Holger Reuschling vom Völklinger Kreis betont, dass auch Straight Allies ein
wichtiger Faktor sind. Dabei handelt es sich um Menschen, die zwar selber nicht zur LGBTQI*-Community gehören, sich aber als „Verbündete“ trotzdem für das Thema einsetzen. „Wenn eine heterosexuelle Chefin oder Chef, Kollegin oder Kollege offen sagt ‚Hey, die Thematik ist mir wichtig und ich setze mich für euch ein‘, ist das ein wichtiger Schritt für die Sichtbarkeit und eine offene Unternehmenskultur.“ Auch als heterosexuelle Führungskraft sollte man Farbe bekennen und Rückgrat zeigen, sagt der Unternehmensberater.

„Aber natürlich wünsche ich mir auch mehr Sichtbarkeit von LGBTQI*-Führungskräften. Es wäre schön, eine möglichst vielfältige Chefetage in den verschiedenen Unternehmen zu finden“, erklärt Reuschling.
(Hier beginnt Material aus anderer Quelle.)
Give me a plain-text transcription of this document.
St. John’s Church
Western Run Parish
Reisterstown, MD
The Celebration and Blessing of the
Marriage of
So könne man auch jungen Menschen zeigen: Auch wenn du geoutet bist, kannst du es nach ganz oben schaffen.

Diese DAX-Unternehmen setzen sich am meisten für diverse Unternehmenskultur ein

Als Leitunternehmen der deutschen Wirtschaft geben die DAX 30 auch im Bereich ihres Diversity Managements eine Richtung vor, an der sich andere Unternehmen orientieren. 

Das Sozialunternehmen UHLALA hat untersucht, in welchem der 30 Firmen bewusst eine offene Unternehmenskultur gelebt wird.
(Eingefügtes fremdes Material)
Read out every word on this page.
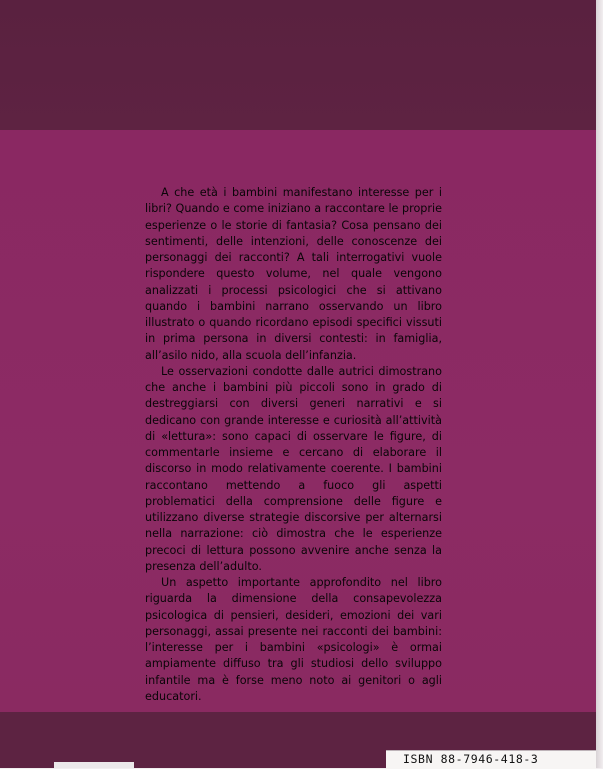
A che età i bambini manifestano interesse per i libri? Quando e come iniziano a raccontare le proprie esperienze o le storie di fantasia? Cosa pensano dei sentimenti, delle intenzioni, delle conoscenze dei personaggi dei racconti? A tali interrogativi vuole rispondere questo volume, nel quale vengono analizzati i processi psicologici che si attivano quando i bambini narrano osservando un libro illustrato o quando ricordano episodi specifici vissuti in prima persona in diversi contesti: in famiglia, all’asilo nido, alla scuola dell’infanzia.

Le osservazioni condotte dalle autrici dimostrano che anche i bambini più piccoli sono in grado di destreggiarsi con diversi generi narrativi e si dedicano con grande interesse e curiosità all’attività di «lettura»: sono capaci di osservare le figure, di commentarle insieme e cercano di elaborare il discorso in modo relativamente coerente. I bambini raccontano mettendo a fuoco gli aspetti problematici della comprensione delle figure e utilizzano diverse strategie discorsive per alternarsi nella narrazione: ciò dimostra che le esperienze precoci di lettura possono avvenire anche senza la presenza dell’adulto.

Un aspetto importante approfondito nel libro riguarda la dimensione della consapevolezza psicologica di pensieri, desideri, emozioni dei vari personaggi, assai presente nei racconti dei bambini: l’interesse per i bambini «psicologi» è ormai ampiamente diffuso tra gli studiosi dello sviluppo infantile ma è forse meno noto ai genitori o agli educatori.

ISBN 88-7946-418-3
Im Dax 30 LGBT+ Diversity Index 2020 belegt das Softwareunternehmen SAP den ersten Platz des Rankings, gefolgt von der Deutschen Bank und Siemens. Am schlechtesten schneidet in der Liste dagegen bisher E.On, Deutsche Wohnen und Linde ab.


Uhlala Group

An wen kann man sich wenden, wenn man Unterstützung sucht?

Mittlerweile gibt es viele LGBTQI*-Vereine, die Menschen bei Fragen und Sorgen unterstützen. Auf dem Regenbogenportal der Bundesregierung findet ihr viele Anlaufstellen und Informationen zu verschiedenen Fragen. Auch der Lesben- und Schwulenverband Deutschland (LSVD) hat verschiedene Angebote. Das Projekt „Queer am Arbeitsplatz“ des LSVD Sachsen bringt Menschen aus Unternehmen, Verbänden und Gewerkschaften zusammen, um die Regenbogenkompetenz in der sächsischen Arbeitswelt zu erhöhen.

Die Proud at Work-Foundation setzt sich ebenfalls gegen Homophobie und Diskriminierung im Arbeitsumfeld ein. Der Berufsverband Völklinger Kreis unterstützt schwule Führungskräfte und Selbstständige.

Falls ihr euch Beratung zu Themen wie Coming out, psychische und körperliche Gesundheit, Beziehungsfragen oder Diskriminierung wünscht, könnt ihr die Rose Strippe anrufen unter 0234 19446. Auf queer.de findet ihr Hilfsangebote bezüglich der Corona-Pandemie.